Personal injury lawsuits have several phases, and each of these has a specific purpose. Understanding what each phase entails helps ensure you know what to expect and can prepare.
Filing a Complaint
A personal injury lawsuit formally begins when the injured party, known as the plaintiff, files a civil complaint alleging that they have been harmed by an incident or accident caused by another party’s careless, negligent or deliberate actions. The party the complaint is filed against becomes the defendant, which may be an individual, a company or a government agency.
The statute of limitations Define: Statute of Limitations The legally permitted maximum amount of time between the occurrence of an accident and the filing a suit. is typically determined on a state-by-state basis. In some states, this can be as little as one year.
Once the complaint has been filed, the defendant is served. Essentially, this means that the defendant is presented with the details of the complaint and notified of the court date.
During discovery, lawyers on both sides of the case gather facts to support their positions. Information is exchanged through documents, written questions or depositions, where questions are asked in person and answers are given under oath. A lawyer from the relevant insurance company may also participate in discovery.
There are three main ways that personal injury suits are resolved.
Many personal disputes are resolved through out-of-court settlements. This typically happens after a period of negotiation, which includes the parties who are personally involved, their attorneys and representatives from the companies who insure them. The settlement includes a written agreement, in which both sides forgo further action upon the exchange of an agreed-upon sum of money.

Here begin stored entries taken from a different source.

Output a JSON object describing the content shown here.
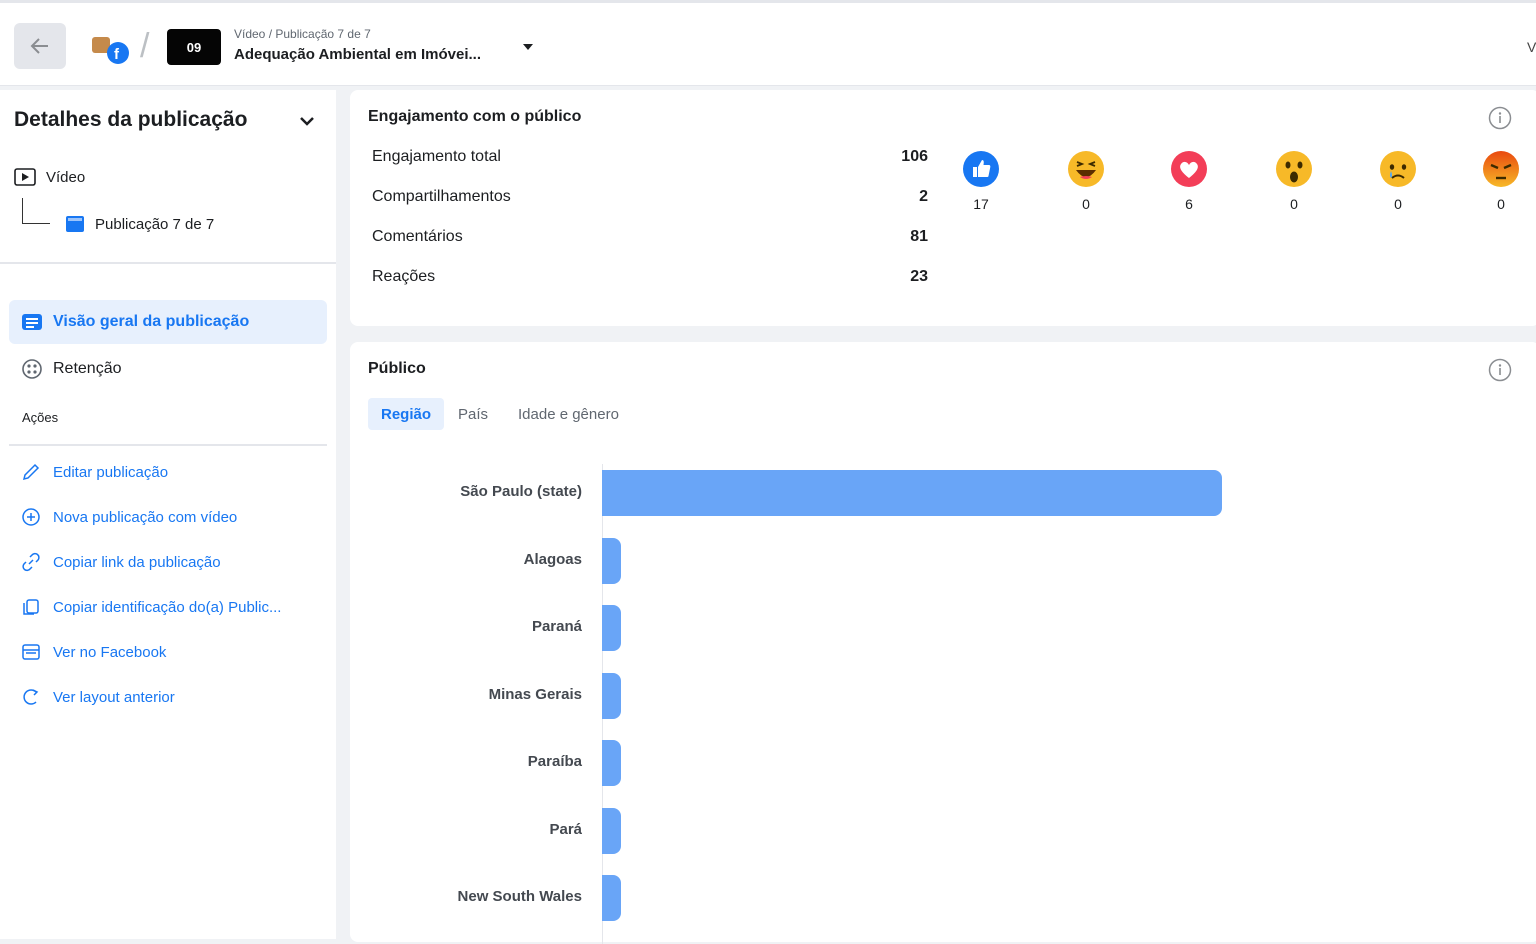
{
  "header": {
    "back_icon": "arrow-left-icon",
    "brand_icon": "facebook-page-icon",
    "thumbnail_label": "09",
    "breadcrumb": "Vídeo / Publicação 7 de 7",
    "post_title": "Adequação Ambiental em Imóvei...",
    "edge_text": "V"
  },
  "sidebar": {
    "title": "Detalhes da publicação",
    "tree": {
      "video_label": "Vídeo",
      "post_label": "Publicação 7 de 7"
    },
    "nav": [
      {
        "label": "Visão geral da publicação",
        "icon": "overview-icon",
        "active": true
      },
      {
        "label": "Retenção",
        "icon": "retention-icon",
        "active": false
      }
    ],
    "actions_label": "Ações",
    "actions": [
      {
        "label": "Editar publicação",
        "icon": "pencil-icon"
      },
      {
        "label": "Nova publicação com vídeo",
        "icon": "plus-circle-icon"
      },
      {
        "label": "Copiar link da publicação",
        "icon": "link-icon"
      },
      {
        "label": "Copiar identificação do(a) Public...",
        "icon": "copy-icon"
      },
      {
        "label": "Ver no Facebook",
        "icon": "browser-icon"
      },
      {
        "label": "Ver layout anterior",
        "icon": "undo-icon"
      }
    ]
  },
  "engagement": {
    "title": "Engajamento com o público",
    "metrics": [
      {
        "label": "Engajamento total",
        "value": "106"
      },
      {
        "label": "Compartilhamentos",
        "value": "2"
      },
      {
        "label": "Comentários",
        "value": "81"
      },
      {
        "label": "Reações",
        "value": "23"
      }
    ],
    "reactions": [
      {
        "name": "like",
        "icon": "like-reaction-icon",
        "count": "17",
        "color": "#1877f2"
      },
      {
        "name": "haha",
        "icon": "haha-reaction-icon",
        "count": "0",
        "color": "#f7b928"
      },
      {
        "name": "love",
        "icon": "love-reaction-icon",
        "count": "6",
        "color": "#f33e58"
      },
      {
        "name": "wow",
        "icon": "wow-reaction-icon",
        "count": "0",
        "color": "#f7b928"
      },
      {
        "name": "sad",
        "icon": "sad-reaction-icon",
        "count": "0",
        "color": "#f7b928"
      },
      {
        "name": "angry",
        "icon": "angry-reaction-icon",
        "count": "0",
        "color": "#e9710f"
      }
    ]
  },
  "audience": {
    "title": "Público",
    "tabs": [
      {
        "label": "Região",
        "active": true
      },
      {
        "label": "País",
        "active": false
      },
      {
        "label": "Idade e gênero",
        "active": false
      }
    ]
  },
  "chart_data": {
    "type": "bar",
    "orientation": "horizontal",
    "categories": [
      "São Paulo (state)",
      "Alagoas",
      "Paraná",
      "Minas Gerais",
      "Paraíba",
      "Pará",
      "New South Wales"
    ],
    "values": [
      100,
      3,
      3,
      3,
      3,
      3,
      3
    ],
    "value_unit": "relative share (%)",
    "bar_color": "#69a5f7",
    "title": "",
    "xlabel": "",
    "ylabel": "",
    "grid": false
  },
  "colors": {
    "accent": "#1877f2",
    "active_bg": "#e7f0fd",
    "page_bg": "#f0f2f5"
  }
}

Alternative Dispute Resolution
Parties who wish to collaborate on the outcome of a personal injury case may engage in alternative dispute resolution. Because ADR isn’t typically adversarial in nature, it can save time, be more cost-effective and less stressful, and allow parties to entertain creative solutions that may not be possible through a formal court case.
If a settlement can’t be reached, parties may proceed to a formal lawsuit in a civil court. The case is presented in front of a judge and/or jury, who ultimately issue a verdict in favor of either the plaintiff or the defendant. Only a small percentage of personal injury cases actually go to trial.

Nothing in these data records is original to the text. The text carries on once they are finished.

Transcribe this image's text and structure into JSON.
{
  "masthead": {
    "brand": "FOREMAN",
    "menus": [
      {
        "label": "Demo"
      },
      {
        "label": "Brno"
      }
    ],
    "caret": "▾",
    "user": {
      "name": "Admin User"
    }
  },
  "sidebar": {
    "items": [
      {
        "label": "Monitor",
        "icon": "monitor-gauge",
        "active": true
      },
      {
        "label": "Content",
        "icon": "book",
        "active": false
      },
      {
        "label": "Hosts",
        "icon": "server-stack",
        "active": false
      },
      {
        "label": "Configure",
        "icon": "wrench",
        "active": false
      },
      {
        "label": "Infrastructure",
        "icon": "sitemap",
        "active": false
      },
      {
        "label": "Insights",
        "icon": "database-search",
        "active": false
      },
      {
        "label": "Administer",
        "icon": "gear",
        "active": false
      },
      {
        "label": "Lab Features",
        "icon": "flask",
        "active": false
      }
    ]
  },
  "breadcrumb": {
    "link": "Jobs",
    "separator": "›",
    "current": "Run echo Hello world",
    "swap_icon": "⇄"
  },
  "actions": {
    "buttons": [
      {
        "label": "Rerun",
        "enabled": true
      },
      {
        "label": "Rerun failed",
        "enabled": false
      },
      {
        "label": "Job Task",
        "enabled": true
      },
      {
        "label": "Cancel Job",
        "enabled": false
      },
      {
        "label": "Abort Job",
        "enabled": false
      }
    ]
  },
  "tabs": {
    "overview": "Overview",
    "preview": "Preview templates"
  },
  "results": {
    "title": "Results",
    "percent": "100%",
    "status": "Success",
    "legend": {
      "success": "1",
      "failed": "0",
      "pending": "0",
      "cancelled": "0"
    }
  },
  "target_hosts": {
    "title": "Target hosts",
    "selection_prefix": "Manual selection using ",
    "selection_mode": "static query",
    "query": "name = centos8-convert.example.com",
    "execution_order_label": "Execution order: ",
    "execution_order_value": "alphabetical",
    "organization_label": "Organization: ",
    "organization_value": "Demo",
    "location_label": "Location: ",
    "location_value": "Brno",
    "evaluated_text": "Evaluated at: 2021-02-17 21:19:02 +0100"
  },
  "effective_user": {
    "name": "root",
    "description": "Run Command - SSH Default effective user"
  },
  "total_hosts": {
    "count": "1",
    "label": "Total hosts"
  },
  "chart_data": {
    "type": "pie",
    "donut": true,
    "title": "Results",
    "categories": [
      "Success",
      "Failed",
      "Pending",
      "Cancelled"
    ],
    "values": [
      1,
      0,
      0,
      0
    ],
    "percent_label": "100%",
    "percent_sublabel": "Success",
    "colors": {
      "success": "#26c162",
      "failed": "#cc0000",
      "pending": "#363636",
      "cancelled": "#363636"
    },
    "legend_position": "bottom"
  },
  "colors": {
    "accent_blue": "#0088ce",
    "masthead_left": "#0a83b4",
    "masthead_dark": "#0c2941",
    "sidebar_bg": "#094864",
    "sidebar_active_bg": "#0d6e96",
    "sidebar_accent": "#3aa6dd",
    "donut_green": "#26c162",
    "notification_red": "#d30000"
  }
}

A jury trial typically consists of several steps:
- Jury selection
- Opening statements
- Witness testimony and cross-examination
- Closing arguments
- Jury Instruction
- Jury deliberation
If the judge or jury finds in favor of the plaintiff, damages are awarded and may include monetary compensation for the following:
- Medical bills or other expenses related to the injury
- Lost wages, including anticipated future lost wages
- Physical pain and suffering caused by the incident or accident
- Disability or physical disfigurement
- Punitive damages in cases of malicious intent
Seeking Legal Help
Whether you’re seeking damages related to an injury or you’ve been named as a defendant in a complaint, you may benefit from legal assistance. Although it’s possible to forgo a lawyer in personal injury cases, a legal professional can help you understand the road ahead and guide you through the process.